The problem with comedies

 

 I did a close reading of Shakespeare's Measure for Measure in college when I was assigned a scene from it for an acting class, and decided that it really shouldn't be a comedy. Like most Americans, I like my comedies to be funny: I've never really accepted the classic definition of a comedy as a story with a happy ending (preferably a wedding or two). In the case of Measure for Measure, I thought the story so grim (a major plot point has a young woman pressured to have sex with Vienna's ruler to save her brother's life) that its happy ending seemed forced and inappropriate. A more consistently written Measure, I thought, would have turned out tragically, perhaps with a Hamlet- or Macbeth-style bloodbath.

When we know everything will turn out all right, it's hard to credit the emotional struggles through which characters must journey on their way to that happy ending. That's clearly the case with the Hebrew midwives whom Pharaoh told to kill all baby boys (Exodus 1:15-16). In just a few verses, they deceive Pharaoh by turning his own deceitful premise against him and so are rewarded by God (Exodus 1:17-21). I'm tempted to think of them as plucky, clever and indefatigable, but upon reflection I'm not sure why. Their bravery is remarkable, but is made remarkable because they didn't know they were living in a comedy: for all they knew, Pharaoh would kill them when he discovered they hadn't killed any babies.

In some sense, of course, this wasn't a comedy because Pharaoh simply takes his genocidal impulses public in Exodus 1:22: "Then Pharaoh commanded all his people, 'Every son that is born to the Hebrews you shall cast into the Nile, but you shall let every daughter live.'" I can't imagine anything about the episode seemed comic to Shiphrah and Puah. From the beginning, they must have been terrified that Pharaoh would see through their paper-thin deception. Then they had to live with even greater fear of what he might do to them once he had made his murderous intentions known to the world. Yes, God had given them families, but how long would they keep their own heads?

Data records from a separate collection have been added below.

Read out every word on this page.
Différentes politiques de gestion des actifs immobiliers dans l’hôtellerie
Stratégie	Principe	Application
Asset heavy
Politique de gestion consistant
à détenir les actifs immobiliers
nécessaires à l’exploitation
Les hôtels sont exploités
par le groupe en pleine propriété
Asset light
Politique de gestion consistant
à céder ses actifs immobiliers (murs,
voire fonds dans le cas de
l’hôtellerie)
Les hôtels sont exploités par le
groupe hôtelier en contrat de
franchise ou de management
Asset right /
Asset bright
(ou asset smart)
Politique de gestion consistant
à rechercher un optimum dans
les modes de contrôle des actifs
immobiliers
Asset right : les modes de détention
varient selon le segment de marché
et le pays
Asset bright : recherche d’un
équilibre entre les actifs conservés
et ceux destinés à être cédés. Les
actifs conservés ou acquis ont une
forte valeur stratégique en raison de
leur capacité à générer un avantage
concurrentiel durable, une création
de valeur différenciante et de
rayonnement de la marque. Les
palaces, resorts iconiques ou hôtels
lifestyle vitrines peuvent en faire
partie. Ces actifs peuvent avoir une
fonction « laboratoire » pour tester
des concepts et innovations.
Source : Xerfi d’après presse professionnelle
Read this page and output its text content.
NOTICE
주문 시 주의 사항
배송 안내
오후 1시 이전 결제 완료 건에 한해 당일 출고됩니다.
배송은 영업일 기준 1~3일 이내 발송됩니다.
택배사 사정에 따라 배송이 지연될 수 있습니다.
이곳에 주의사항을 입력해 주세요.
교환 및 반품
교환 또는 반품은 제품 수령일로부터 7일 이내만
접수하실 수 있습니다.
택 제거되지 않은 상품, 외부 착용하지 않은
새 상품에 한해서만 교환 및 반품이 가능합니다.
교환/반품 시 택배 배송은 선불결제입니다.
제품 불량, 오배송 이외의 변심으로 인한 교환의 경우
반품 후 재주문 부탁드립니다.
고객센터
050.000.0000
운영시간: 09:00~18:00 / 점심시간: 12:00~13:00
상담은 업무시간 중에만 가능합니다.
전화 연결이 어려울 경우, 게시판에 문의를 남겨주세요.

Perhaps that's the root of all anxiety: we don't realize we're living in a comedy. Jesus tells us anxiety is the sin of unbelief in Matthew 6:25-34, and it's one of the sins from which repentance is particularly difficult and signally uncommon. That may be because our time horizon is too short. We worry about tomorrow and the day after, forgetting that the deus ex machina which literally saved many a Greek hero and figuratively rescued the cast of Measure for Measure is an overly literal foreshadowing to the comedic end to this cosmic drama which we are all acting out.

Maybe we need more unfunny comedies. Life in a fallen world is rife with dread and struggle, and all too often we think that means it must therefore end badly. American Christians are particularly loathe to acknowledge the immense suffering of living in a fallen world because they fear that portends a tragic end. This is wrong, of course: I can say that God is good and my life is bad without any tension or contradiction. The Bible does have a few funny bits, but overall it's extremely unamusing. Nonetheless, its account of history is entirely comic.

Read this way, we can understand the experience of all believers from Shiphrah and Puah to our fellow congregants to ourselves, and how to survive that experience. We can get through the horrors of this life not on a reserve of innate cheerfulness, but on the basis of a Christian hope in the truths of comedy.